Sam Worthington’s one too, and he’s got a kid called Rocket Zot to prove it. Julia Gillard’s one as well, just listen to the way she speaks.

The things is, I have never heard of any of those bogans going fishing. It’s a plot to deny the bogan his core vapidity, and to pretend he would have a reason to visit the Bogan River.

Meanwhile, in Nyngan

But who knows what smart footwork goes on around the table in the Bogan Shire council chambers. (It’s probably made of corrugated iron, lol, just tipped a little so if their stubbies fall over it just drains down to one end).
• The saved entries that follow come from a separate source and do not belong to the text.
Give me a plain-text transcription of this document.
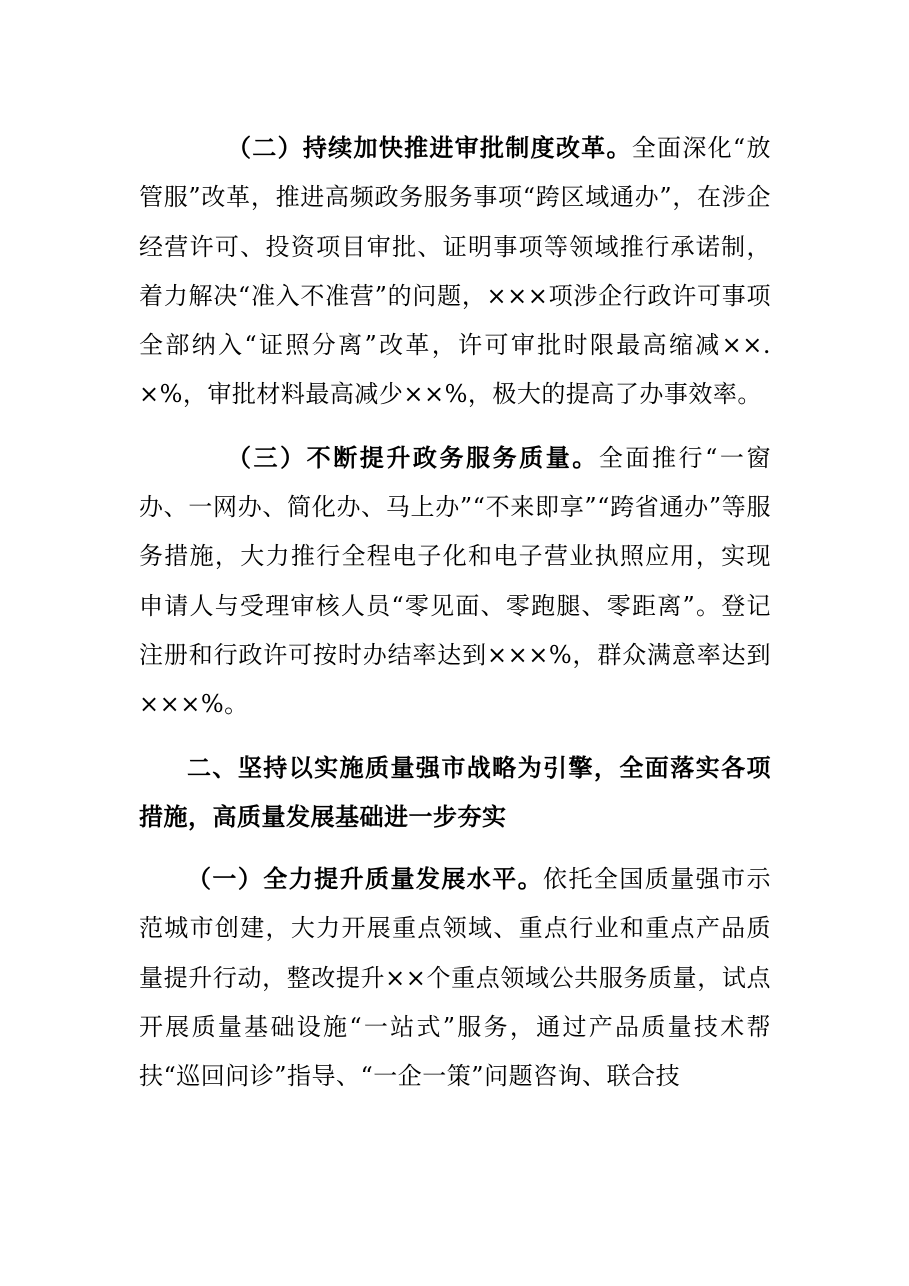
（二）持续加快推进审批制度改革。全面深化“放管服”改革，推进高频政务服务事项“跨区域通办”，在涉企经营许可、投资项目审批、证明事项等领域推行承诺制，着力解决“准入不准营”的问题，×××项涉企行政许可事项全部纳入“证照分离”改革，许可审批时限最高缩减××.×%，审批材料最高减少××%，极大的提高了办事效率。

（三）不断提升政务服务质量。全面推行“一窗办、一网办、简化办、马上办”“不来即享”“跨省通办”等服务措施，大力推行全程电子化和电子营业执照应用，实现申请人与受理审核人员“零见面、零跑腿、零距离”。登记注册和行政许可按时办结率达到×××%，群众满意率达到×××%。

二、坚持以实施质量强市战略为引擎，全面落实各项措施，高质量发展基础进一步夯实

（一）全力提升质量发展水平。依托全国质量强市示范城市创建，大力开展重点领域、重点行业和重点产品质量提升行动，整改提升××个重点领域公共服务质量，试点开展质量基础设施“一站式”服务，通过产品质量技术帮扶“巡回问诊”指导、“一企一策”问题咨询、联合技
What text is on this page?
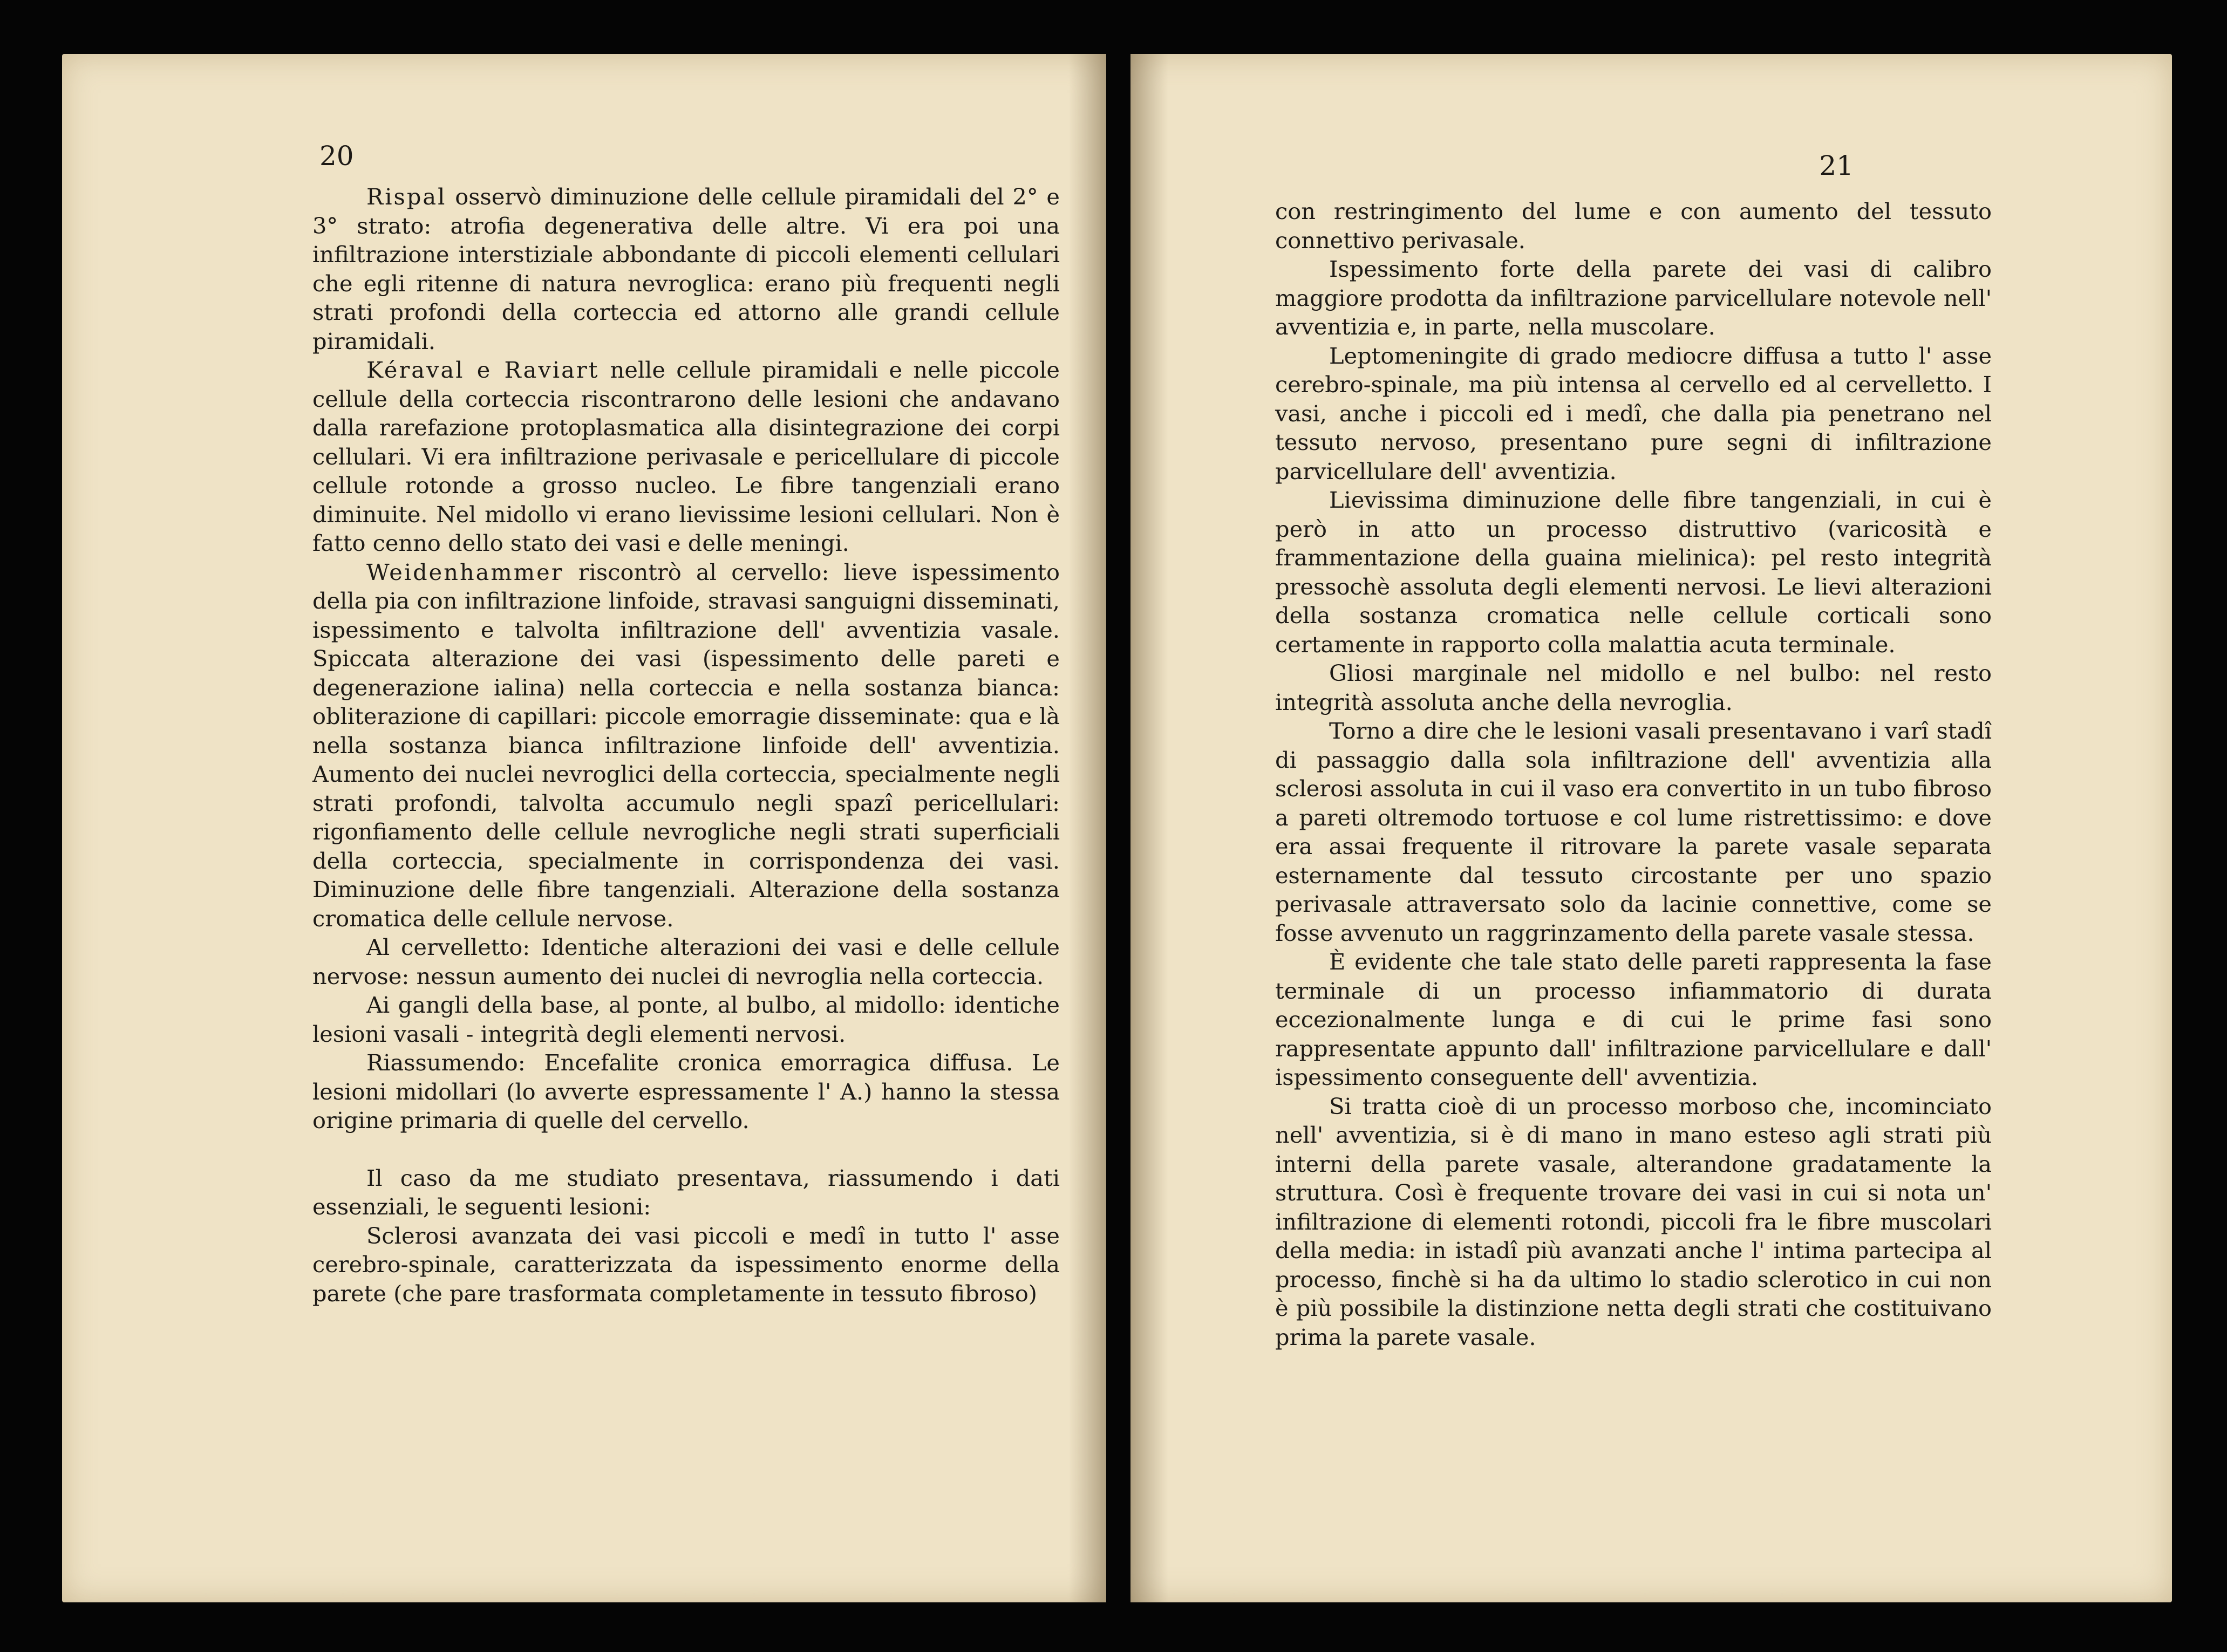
20

Rispal osservò diminuzione delle cellule piramidali del 2° e 3° strato: atrofia degenerativa delle altre. Vi era poi una infiltrazione interstiziale abbondante di piccoli elementi cellulari che egli ritenne di natura nevroglica: erano più frequenti negli strati profondi della corteccia ed attorno alle grandi cellule piramidali.

Kéraval e Raviart nelle cellule piramidali e nelle piccole cellule della corteccia riscontrarono delle lesioni che andavano dalla rarefazione protoplasmatica alla disintegrazione dei corpi cellulari. Vi era infiltrazione perivasale e pericellulare di piccole cellule rotonde a grosso nucleo. Le fibre tangenziali erano diminuite. Nel midollo vi erano lievissime lesioni cellulari. Non è fatto cenno dello stato dei vasi e delle meningi.

Weidenhammer riscontrò al cervello: lieve ispessimento della pia con infiltrazione linfoide, stravasi sanguigni disseminati, ispessimento e talvolta infiltrazione dell' avventizia vasale. Spiccata alterazione dei vasi (ispessimento delle pareti e degenerazione ialina) nella corteccia e nella sostanza bianca: obliterazione di capillari: piccole emorragie disseminate: qua e là nella sostanza bianca infiltrazione linfoide dell' avventizia. Aumento dei nuclei nevroglici della corteccia, specialmente negli strati profondi, talvolta accumulo negli spazî pericellulari: rigonfiamento delle cellule nevrogliche negli strati superficiali della corteccia, specialmente in corrispondenza dei vasi. Diminuzione delle fibre tangenziali. Alterazione della sostanza cromatica delle cellule nervose.

Al cervelletto: Identiche alterazioni dei vasi e delle cellule nervose: nessun aumento dei nuclei di nevroglia nella corteccia.

Ai gangli della base, al ponte, al bulbo, al midollo: identiche lesioni vasali - integrità degli elementi nervosi.

Riassumendo: Encefalite cronica emorragica diffusa. Le lesioni midollari (lo avverte espressamente l' A.) hanno la stessa origine primaria di quelle del cervello.

Il caso da me studiato presentava, riassumendo i dati essenziali, le seguenti lesioni:

Sclerosi avanzata dei vasi piccoli e medî in tutto l' asse cerebro-spinale, caratterizzata da ispessimento enorme della parete (che pare trasformata completamente in tessuto fibroso)

21

con restringimento del lume e con aumento del tessuto connettivo perivasale.

Ispessimento forte della parete dei vasi di calibro maggiore prodotta da infiltrazione parvicellulare notevole nell' avventizia e, in parte, nella muscolare.

Leptomeningite di grado mediocre diffusa a tutto l' asse cerebro-spinale, ma più intensa al cervello ed al cervelletto. I vasi, anche i piccoli ed i medî, che dalla pia penetrano nel tessuto nervoso, presentano pure segni di infiltrazione parvicellulare dell' avventizia.

Lievissima diminuzione delle fibre tangenziali, in cui è però in atto un processo distruttivo (varicosità e frammentazione della guaina mielinica): pel resto integrità pressochè assoluta degli elementi nervosi. Le lievi alterazioni della sostanza cromatica nelle cellule corticali sono certamente in rapporto colla malattia acuta terminale.

Gliosi marginale nel midollo e nel bulbo: nel resto integrità assoluta anche della nevroglia.

Torno a dire che le lesioni vasali presentavano i varî stadî di passaggio dalla sola infiltrazione dell' avventizia alla sclerosi assoluta in cui il vaso era convertito in un tubo fibroso a pareti oltremodo tortuose e col lume ristrettissimo: e dove era assai frequente il ritrovare la parete vasale separata esternamente dal tessuto circostante per uno spazio perivasale attraversato solo da lacinie connettive, come se fosse avvenuto un raggrinzamento della parete vasale stessa.

È evidente che tale stato delle pareti rappresenta la fase terminale di un processo infiammatorio di durata eccezionalmente lunga e di cui le prime fasi sono rappresentate appunto dall' infiltrazione parvicellulare e dall' ispessimento conseguente dell' avventizia.

Si tratta cioè di un processo morboso che, incominciato nell' avventizia, si è di mano in mano esteso agli strati più interni della parete vasale, alterandone gradatamente la struttura. Così è frequente trovare dei vasi in cui si nota un' infiltrazione di elementi rotondi, piccoli fra le fibre muscolari della media: in istadî più avanzati anche l' intima partecipa al processo, finchè si ha da ultimo lo stadio sclerotico in cui non è più possibile la distinzione netta degli strati che costituivano prima la parete vasale.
No doubt they sit around in their blue singlets pontificating (not that they’d know that word) until someone pipes up with a bright idea to get the shire going again.

In this case, apparently, it was the Reverend Graham McLeod who suggested the Big Bogan and that Nyngan should do it before the Queensland city of Logan got up in that shizzle.

Don’t worry, the Australia commentariat are on the case. One Nynganite reposted the original report regarding this proposal hoping “this doesn’t give visitors the wrong impression of Nyngan bringing an unwanted element”.

Another wittily added that the statue design “left out the packet of Winnie Blues …”.

A third opined with feeling, “Oh please don’t legitimise them, they’ll breed like rabbits!”

Nah, they probably won’t. In fact I have it on good authority the bogan is just about to die out completely. This sanitised, life-be-in-it version is just one more chink in its armour. All we have to do now is wait.

David Nichols receives funding from the Australian Research Council.